Su rostro reflejaba una intención asesina: "Viejo Yan, ve y moviliza las fuerzas del Reino del Hielo Profundo. Mis fuerzas del Cielo Ardiente también se han apresurado al frente. ¡Color Nieve, vamos a matar a los piratas japoneses!"
Feng Xuese dijo con voz grave: "Hermano, transmíteme una orden: ¡los discípulos de la ciudad de Fengxue deben acudir inmediatamente en ayuda de la isla de Jietianshui!"
Nishino En gritó: "¡Bien!"
Yu Xiaoyao preguntó de repente: "Acabas de decir que la persona llamada Bai Niao Zhi Ran, ¿qué relación tiene él con Bai Niao Ye Luo de Fusang?"
Nishino En quedó desconcertado: "¡Escuché que es el hijo de Shiratori Yoru!"
—¿Es hijo de Bai Niao Ye Luo? —murmuró Yu Xiao Yao. Inclinó la cabeza, pensativa por un instante, y entonces un brillo feroz y despiadado apareció en su hermoso rostro—: ¡Esta persona es mía!
Con un movimiento rápido, se deslizó por la ventana, luego saltó a un árbol alto y desapareció en un instante.
¡Madre! ¡Madre! ¡Vieja demonio Yu! —gritó Zhu Huihui mientras la perseguía. Al ver que la figura de Yu Xiaoyao ya no se distinguía, se enfureció, tomó un ladrillo y lo arrojó en la dirección en la que se había marchado.
Nishino En la miró con recelo mientras se alejaba, a punto de preguntarle quién era, cuando de repente sintió que sus extremidades se debilitaban y su cuerpo se desplomaba.
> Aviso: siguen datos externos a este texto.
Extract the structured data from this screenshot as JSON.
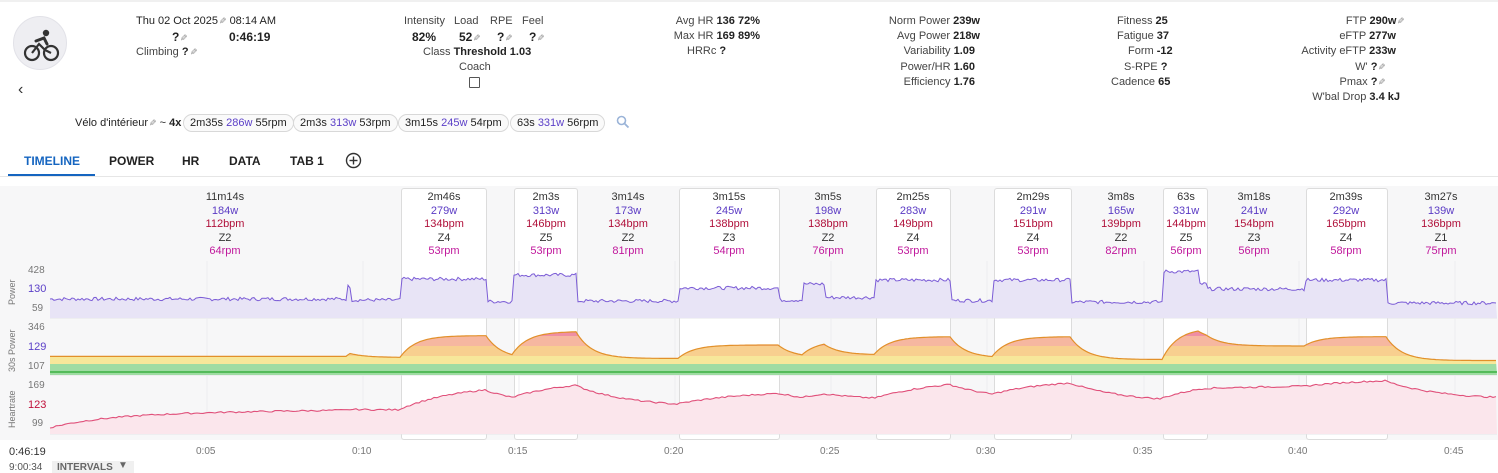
{
  "header": {
    "date": "Thu 02 Oct 2025",
    "time": "08:14 AM",
    "name_value": "?",
    "duration": "0:46:19",
    "climbing_label": "Climbing",
    "climbing_value": "?"
  },
  "load": {
    "intensity_label": "Intensity",
    "intensity_value": "82%",
    "load_label": "Load",
    "load_value": "52",
    "rpe_label": "RPE",
    "rpe_value": "?",
    "feel_label": "Feel",
    "feel_value": "?",
    "class_label": "Class",
    "class_value": "Threshold 1.03",
    "coach_label": "Coach"
  },
  "hr": {
    "avg_label": "Avg HR",
    "avg_value": "136",
    "avg_pct": "72%",
    "max_label": "Max HR",
    "max_value": "169",
    "max_pct": "89%",
    "hrrc_label": "HRRc",
    "hrrc_value": "?"
  },
  "power": {
    "norm_label": "Norm Power",
    "norm_value": "239w",
    "avg_label": "Avg Power",
    "avg_value": "218w",
    "var_label": "Variability",
    "var_value": "1.09",
    "phr_label": "Power/HR",
    "phr_value": "1.60",
    "eff_label": "Efficiency",
    "eff_value": "1.76"
  },
  "fitness": {
    "fitness_label": "Fitness",
    "fitness_value": "25",
    "fatigue_label": "Fatigue",
    "fatigue_value": "37",
    "form_label": "Form",
    "form_value": "-12",
    "srpe_label": "S-RPE",
    "srpe_value": "?",
    "cadence_label": "Cadence",
    "cadence_value": "65"
  },
  "ftp": {
    "ftp_label": "FTP",
    "ftp_value": "290w",
    "eftp_label": "eFTP",
    "eftp_value": "277w",
    "aeftp_label": "Activity eFTP",
    "aeftp_value": "233w",
    "wprime_label": "W'",
    "wprime_value": "?",
    "pmax_label": "Pmax",
    "pmax_value": "?",
    "wbal_label": "W'bal Drop",
    "wbal_value": "3.4 kJ"
  },
  "intervals_summary": {
    "type_label": "Vélo d'intérieur",
    "repeat_prefix": "~",
    "repeat_count": "4x",
    "chips": [
      {
        "dur": "2m35s",
        "watts": "286w",
        "rpm": "55rpm"
      },
      {
        "dur": "2m3s",
        "watts": "313w",
        "rpm": "53rpm"
      },
      {
        "dur": "3m15s",
        "watts": "245w",
        "rpm": "54rpm"
      },
      {
        "dur": "63s",
        "watts": "331w",
        "rpm": "56rpm"
      }
    ]
  },
  "tabs": [
    "TIMELINE",
    "POWER",
    "HR",
    "DATA",
    "TAB 1"
  ],
  "icons": {
    "avatar": "cyclist-icon",
    "back": "chevron-left-icon",
    "search": "search-icon",
    "add_tab": "plus-circle-icon",
    "edit": "pencil-icon",
    "dropdown": "caret-down-icon"
  },
  "intervals": [
    {
      "dur": "11m14s",
      "w": "184w",
      "bpm": "112bpm",
      "zone": "Z2",
      "rpm": "64rpm",
      "boxed": false
    },
    {
      "dur": "2m46s",
      "w": "279w",
      "bpm": "134bpm",
      "zone": "Z4",
      "rpm": "53rpm",
      "boxed": true
    },
    {
      "dur": "2m3s",
      "w": "313w",
      "bpm": "146bpm",
      "zone": "Z5",
      "rpm": "53rpm",
      "boxed": true
    },
    {
      "dur": "3m14s",
      "w": "173w",
      "bpm": "134bpm",
      "zone": "Z2",
      "rpm": "81rpm",
      "boxed": false
    },
    {
      "dur": "3m15s",
      "w": "245w",
      "bpm": "138bpm",
      "zone": "Z3",
      "rpm": "54rpm",
      "boxed": true
    },
    {
      "dur": "3m5s",
      "w": "198w",
      "bpm": "138bpm",
      "zone": "Z2",
      "rpm": "76rpm",
      "boxed": false
    },
    {
      "dur": "2m25s",
      "w": "283w",
      "bpm": "149bpm",
      "zone": "Z4",
      "rpm": "53rpm",
      "boxed": true
    },
    {
      "dur": "2m29s",
      "w": "291w",
      "bpm": "151bpm",
      "zone": "Z4",
      "rpm": "53rpm",
      "boxed": true
    },
    {
      "dur": "3m8s",
      "w": "165w",
      "bpm": "139bpm",
      "zone": "Z2",
      "rpm": "82rpm",
      "boxed": false
    },
    {
      "dur": "63s",
      "w": "331w",
      "bpm": "144bpm",
      "zone": "Z5",
      "rpm": "56rpm",
      "boxed": true
    },
    {
      "dur": "3m18s",
      "w": "241w",
      "bpm": "154bpm",
      "zone": "Z3",
      "rpm": "56rpm",
      "boxed": false
    },
    {
      "dur": "2m39s",
      "w": "292w",
      "bpm": "165bpm",
      "zone": "Z4",
      "rpm": "58rpm",
      "boxed": true
    },
    {
      "dur": "3m27s",
      "w": "139w",
      "bpm": "136bpm",
      "zone": "Z1",
      "rpm": "75rpm",
      "boxed": false
    }
  ],
  "charts": {
    "power_label": "Power",
    "power_ticks": [
      "428",
      "130",
      "59"
    ],
    "power30_label": "30s Power",
    "power30_ticks": [
      "346",
      "129",
      "107"
    ],
    "hr_label": "Heartrate",
    "hr_ticks": [
      "169",
      "123",
      "99"
    ],
    "time_ticks": [
      "0:05",
      "0:10",
      "0:15",
      "0:20",
      "0:25",
      "0:30",
      "0:35",
      "0:40",
      "0:45"
    ]
  },
  "footer": {
    "cursor_time": "0:46:19",
    "clock_time": "9:00:34",
    "intervals_label": "INTERVALS"
  },
  "colors": {
    "accent": "#1565c0",
    "power_line": "#7b5cd6",
    "hr_line": "#e0507a",
    "zone_green": "#3cb043",
    "zone_yellow": "#f2c230",
    "zone_orange": "#f08a24",
    "zone_red": "#e03050"
  }
}
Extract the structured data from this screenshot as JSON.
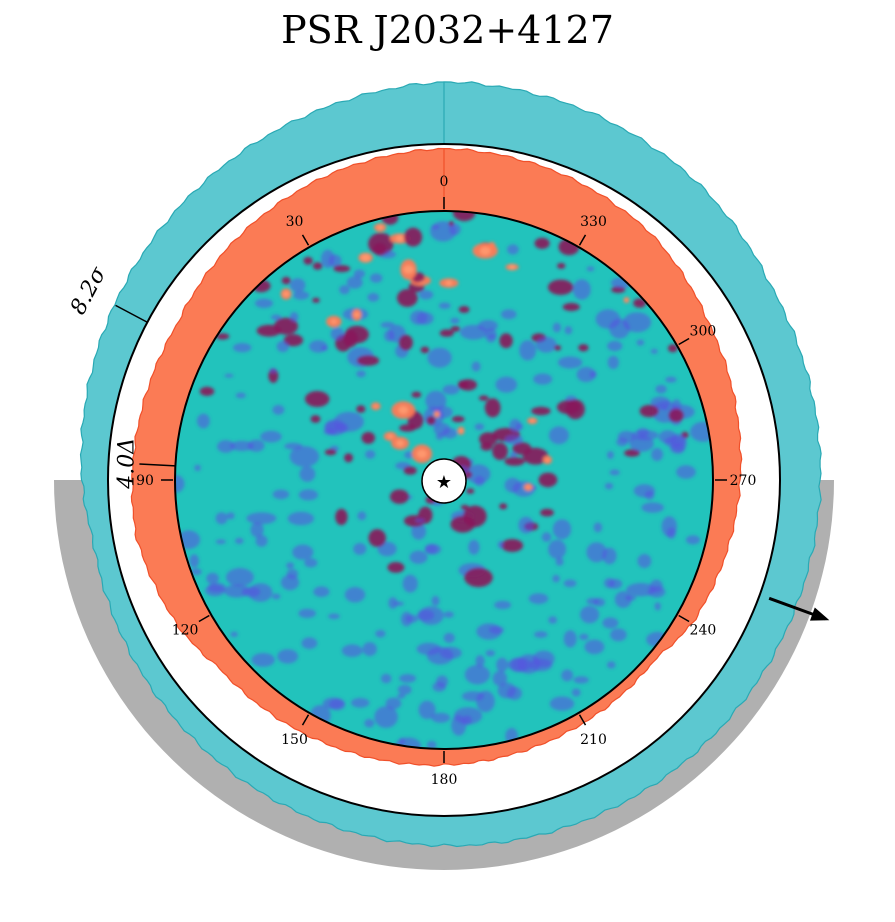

Con un grito de "¡Ah!", él también había caído víctima de su ataque.
Suspiró profundamente y relató brevemente lo sucedido a Nishino En. Nishino En escuchó con asombro y, a pesar de haber sido envenenado inocentemente, incluso olvidó maldecir.
Yu Xiaoyao se marchó repentinamente, pero los que se quedaron no sintieron alivio ni fortuna. Todos se sentían exhaustos, como si los altibajos de la vida no pudieran ser más dramáticos que esa breve hora.